As scenes change, so the mechanics of the theatre reveal themselves; day turns to night as the Queen of the Night arrives and, from the point of view of an audience member, we witness the shifting backcloths moving to create the new scene. Similarly, when Papagena and Papageno joyously discover each other in a winter landscape, the chiming of the magic bells theatrically turns the scenery from Winter into Spring while the two characters remove portions of each other’s winter garments.

Furthermore, throughout the performance and during the intermission, we get backstage views of the theatre. Tamino plays his flute while, through the wings, we catch sight of Papagena and Pamina for, at this stage in the plot, they have not yet met. The opposite happens when Pamina and Papageno are on stage and, this time, it is Tamino who is seen sitting on a ladder in the wings. During the intermission, Sarastro's men gather on the stage chatting. Sarastro himself sits reading the score of Parsifal while the camera pans to one of Monastatos’ henchmen (a young boy in dark makeup and jester's costume) reading a comic book. Pamina and Tamino play chess in the dressing room. The Queen of the Night smokes a cigarette (right in front of a "Smoking Forbidden" sign). Finally, as the curtain is about to rise for Act 2, a character peers through a low peephole in the curtain and he is joined by Sarastro who peeps through a higher one. Throughout, we are constantly reminded of the mechanics of the “show” we are witnessing.
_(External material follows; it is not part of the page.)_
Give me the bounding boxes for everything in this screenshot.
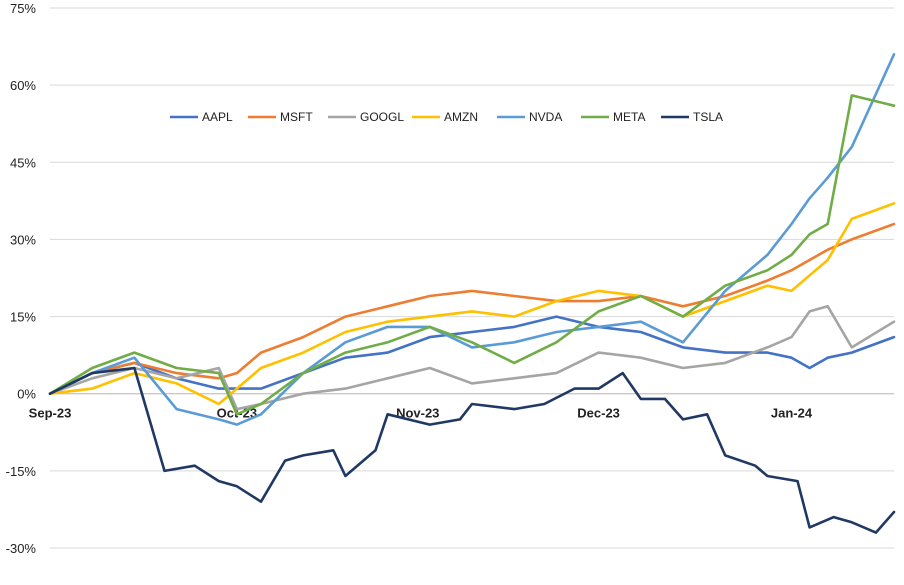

However, the film is also very cinematic. There is an emphasis on close-ups of the singers, but the mechanics of cinema also allow for manipulations of time and space. For example, prior to Papageno’s entry, there is a cut to the singer backstage in his dressing room. Suddenly, to be ready for his cue, he jumps up and rushes to the wings where he plays the appropriate chord on his pipe, is then helped into his birdcage by a stagehand, and finally makes the appropriate entrance to find Tamino. Later, as Tamino looks at the locket containing Pamina’s picture, she comes alive inside the locket with the ominous face of Monastatos glimpsed over her shoulder, foreshadowing a possible problem. Equally cinematic are the obvious “real” scenes taking place in the snow, which could not be realistically created on stage.

Both theatre and cinema are important in the final minute of the film: each part of the action seamlessly dissolves into the other, as the camera pulls back, first to witness Pamina and Tamino in an embrace that, in turn, gives way to a theatrical backdrop falling into place. Then the backward moving camera (taking us further and further from the action on stage) shows us Papagena and Papageno also kissing. The couple is circled by a group of small children (possibly the little Papagenas and Papagenos lyrically imagined a few minutes before) until the camera pulls back further to reveal the proscenium arch and a dissolve takes us to the final drop of the curtain and the rise of the audience’s applause.

Behind the scenes

The sound was not actually recorded in synch with the photography. The singers pre-recorded their parts and then lip-synced to the music which was played back as they performed.

According to film historian Peter Cowie’s notes for the DVD release of the film[1], Bergman wanted to recreate as closely as possible the original 1791 production in the Theater auf der Wieden in Vienna. He had hoped that the film could be shot in the historic Drottningholm Palace Theatre, one of the few surviving Baroque theatres in the world, and the introductory exterior shots of the film suggest that this is where the opera is filmed. However, the scenery at Drottingholm "was considered too fragile to accommodate a film crew. So the stage – complete with wings, curtains, and wind machines – was painstakingly copied and erected in the studios of the Swedish Film Institute"[2].